Barbour and colleagues analyzed data from the 2014 Behavioral Risk Factor Surveillance System to estimate the prevalence of doctor-diagnosed arthritis among adults at the state and county levels.

Results showed an age-standardized median prevalence of doctor-diagnosed arthritis of 24% for all 50 states and the District of Columbia, and age-standardized model-predicted prevalence estimates ranging from 15.8% to 38.6% by county.

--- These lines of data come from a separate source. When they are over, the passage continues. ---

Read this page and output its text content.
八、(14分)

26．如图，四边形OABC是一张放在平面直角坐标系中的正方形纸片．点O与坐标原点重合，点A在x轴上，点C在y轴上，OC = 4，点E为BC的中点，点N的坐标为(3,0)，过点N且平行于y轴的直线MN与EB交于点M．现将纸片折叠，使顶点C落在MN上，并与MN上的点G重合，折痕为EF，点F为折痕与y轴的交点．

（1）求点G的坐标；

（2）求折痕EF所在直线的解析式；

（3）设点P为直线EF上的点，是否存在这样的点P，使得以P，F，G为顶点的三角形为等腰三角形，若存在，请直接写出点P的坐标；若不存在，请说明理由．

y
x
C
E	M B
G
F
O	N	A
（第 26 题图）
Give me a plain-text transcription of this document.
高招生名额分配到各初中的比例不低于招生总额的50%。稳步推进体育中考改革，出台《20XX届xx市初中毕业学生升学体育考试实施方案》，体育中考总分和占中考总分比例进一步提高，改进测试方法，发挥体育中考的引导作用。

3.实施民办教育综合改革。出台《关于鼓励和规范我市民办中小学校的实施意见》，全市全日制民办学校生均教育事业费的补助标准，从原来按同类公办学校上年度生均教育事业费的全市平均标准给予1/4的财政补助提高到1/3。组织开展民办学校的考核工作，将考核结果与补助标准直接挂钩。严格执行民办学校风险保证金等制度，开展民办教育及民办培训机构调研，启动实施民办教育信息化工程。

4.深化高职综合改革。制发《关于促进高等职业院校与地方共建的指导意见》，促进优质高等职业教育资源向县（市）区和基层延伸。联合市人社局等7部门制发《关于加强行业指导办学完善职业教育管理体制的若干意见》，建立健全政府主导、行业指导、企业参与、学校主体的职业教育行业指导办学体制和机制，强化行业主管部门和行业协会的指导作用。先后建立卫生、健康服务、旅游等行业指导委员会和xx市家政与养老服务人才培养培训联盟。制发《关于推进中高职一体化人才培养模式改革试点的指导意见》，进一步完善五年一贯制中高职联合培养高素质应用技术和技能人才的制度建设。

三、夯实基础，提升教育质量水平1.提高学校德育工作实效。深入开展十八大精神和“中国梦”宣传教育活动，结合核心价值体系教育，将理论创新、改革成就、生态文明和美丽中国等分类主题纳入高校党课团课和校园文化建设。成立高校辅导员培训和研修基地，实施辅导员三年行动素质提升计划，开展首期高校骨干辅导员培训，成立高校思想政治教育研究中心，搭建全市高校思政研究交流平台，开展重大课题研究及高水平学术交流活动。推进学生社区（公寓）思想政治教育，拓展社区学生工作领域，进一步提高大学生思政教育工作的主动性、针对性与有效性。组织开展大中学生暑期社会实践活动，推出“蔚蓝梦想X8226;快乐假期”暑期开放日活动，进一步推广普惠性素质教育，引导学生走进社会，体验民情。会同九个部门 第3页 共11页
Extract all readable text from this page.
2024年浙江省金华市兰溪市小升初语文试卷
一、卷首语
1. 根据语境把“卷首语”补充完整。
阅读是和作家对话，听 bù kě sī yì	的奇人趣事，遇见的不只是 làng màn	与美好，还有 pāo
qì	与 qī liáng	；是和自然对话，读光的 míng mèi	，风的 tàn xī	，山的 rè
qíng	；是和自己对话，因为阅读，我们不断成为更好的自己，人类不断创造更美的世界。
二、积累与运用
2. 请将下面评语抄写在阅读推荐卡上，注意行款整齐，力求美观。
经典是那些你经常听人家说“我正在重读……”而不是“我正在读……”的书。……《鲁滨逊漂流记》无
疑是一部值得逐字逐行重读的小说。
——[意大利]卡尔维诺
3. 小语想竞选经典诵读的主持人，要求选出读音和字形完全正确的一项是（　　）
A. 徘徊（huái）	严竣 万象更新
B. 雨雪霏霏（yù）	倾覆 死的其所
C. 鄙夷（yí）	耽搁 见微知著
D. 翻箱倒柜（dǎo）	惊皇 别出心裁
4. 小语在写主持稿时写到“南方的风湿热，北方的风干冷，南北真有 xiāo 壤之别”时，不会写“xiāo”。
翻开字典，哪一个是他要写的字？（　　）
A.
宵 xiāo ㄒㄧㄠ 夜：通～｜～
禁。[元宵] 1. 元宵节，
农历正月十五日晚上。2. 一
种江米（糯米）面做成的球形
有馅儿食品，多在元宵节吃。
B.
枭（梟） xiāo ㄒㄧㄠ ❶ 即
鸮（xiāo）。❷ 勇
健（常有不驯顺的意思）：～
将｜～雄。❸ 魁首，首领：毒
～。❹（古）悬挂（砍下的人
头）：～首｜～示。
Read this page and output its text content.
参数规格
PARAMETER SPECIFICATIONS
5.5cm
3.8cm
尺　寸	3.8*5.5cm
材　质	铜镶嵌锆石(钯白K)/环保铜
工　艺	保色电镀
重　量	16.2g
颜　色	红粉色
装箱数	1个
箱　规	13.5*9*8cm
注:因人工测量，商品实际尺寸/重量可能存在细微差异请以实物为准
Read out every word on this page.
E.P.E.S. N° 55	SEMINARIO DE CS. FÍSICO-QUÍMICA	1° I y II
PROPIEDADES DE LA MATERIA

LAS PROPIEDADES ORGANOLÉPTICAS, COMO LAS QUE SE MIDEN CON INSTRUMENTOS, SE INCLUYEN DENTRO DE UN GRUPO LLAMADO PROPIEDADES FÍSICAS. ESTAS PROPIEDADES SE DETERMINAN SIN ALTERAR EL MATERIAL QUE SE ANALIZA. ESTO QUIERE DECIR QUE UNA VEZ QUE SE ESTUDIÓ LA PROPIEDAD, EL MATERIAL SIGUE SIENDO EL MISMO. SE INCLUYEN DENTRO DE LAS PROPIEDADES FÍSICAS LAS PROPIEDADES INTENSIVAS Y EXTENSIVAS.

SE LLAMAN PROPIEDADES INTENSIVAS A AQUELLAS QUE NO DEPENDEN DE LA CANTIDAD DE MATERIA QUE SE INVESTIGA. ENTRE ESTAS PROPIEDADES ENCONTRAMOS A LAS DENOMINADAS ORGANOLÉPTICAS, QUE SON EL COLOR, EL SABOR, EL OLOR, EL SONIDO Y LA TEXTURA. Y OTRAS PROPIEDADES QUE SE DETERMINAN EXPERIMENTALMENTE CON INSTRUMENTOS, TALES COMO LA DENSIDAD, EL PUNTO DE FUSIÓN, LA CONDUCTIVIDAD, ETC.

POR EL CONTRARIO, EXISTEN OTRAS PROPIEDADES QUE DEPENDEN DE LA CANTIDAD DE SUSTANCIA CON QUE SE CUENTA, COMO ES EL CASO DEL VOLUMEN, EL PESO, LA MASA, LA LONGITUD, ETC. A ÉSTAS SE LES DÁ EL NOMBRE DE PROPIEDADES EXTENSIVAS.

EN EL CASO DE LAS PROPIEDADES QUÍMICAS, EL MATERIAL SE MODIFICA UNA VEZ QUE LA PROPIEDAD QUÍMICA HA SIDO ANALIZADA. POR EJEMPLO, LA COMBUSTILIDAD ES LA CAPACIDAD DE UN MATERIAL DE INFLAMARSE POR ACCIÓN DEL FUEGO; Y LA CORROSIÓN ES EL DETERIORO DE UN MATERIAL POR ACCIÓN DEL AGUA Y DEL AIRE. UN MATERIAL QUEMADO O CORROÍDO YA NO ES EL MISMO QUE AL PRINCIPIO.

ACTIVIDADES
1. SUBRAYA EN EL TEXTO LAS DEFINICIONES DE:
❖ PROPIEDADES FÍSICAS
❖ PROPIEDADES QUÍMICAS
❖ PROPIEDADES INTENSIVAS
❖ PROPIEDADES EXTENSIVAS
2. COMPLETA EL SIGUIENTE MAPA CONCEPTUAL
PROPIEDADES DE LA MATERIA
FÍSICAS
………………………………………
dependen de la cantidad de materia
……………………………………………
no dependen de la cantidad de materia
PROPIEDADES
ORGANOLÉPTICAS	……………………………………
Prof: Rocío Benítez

Researchers found a range of doctor-diagnosed arthritis in states and territories from 18.8% in Hawaii to 35.5% in West Virginia. An age-standardized prevalence of doctor-diagnosed arthritis of 20% or greater was noted in 47 states, the District of Columbia and Guam in 2014, whereas four states had an age-standardized prevalence of arthritis of 30% or greater, according to results. Counties in the highest quintiles of age-standardized model-predicted arthritis prevalence included those along the Appalachian Mountains, the Mississippi River and the Ohio River, as well as in the majority of counties in Alabama, Kentucky, Michigan, Tennessee and West Virginia, researchers noted.

William F. Harvey

 

According to William F. Harvey, MD, MSc, clinical director of the Arthritis Treatment Center at Tufts Medical Center, expensive biologic therapies used to treat rheumatoid arthritis and gout have a financial effect on the health care system. He noted funding to track the prevalence of arthritis in the United States will continue to identify the effect arthritis has on the health care system.

“Without the CDCs efforts … we would have little insight into what the trends are in this country, and it is something that we desperately need, not only for physicians and medicine in general to be able to prepare to care for patients in the future, but for our society to understand what are the diseases [that] are most heavily going to impact the health care system, arthritis being one of them,” Harvey told Healio.com/Rheumatology. – by Casey Tingle

Disclosure: Barbour and Harvey report no relevant financial disclosures.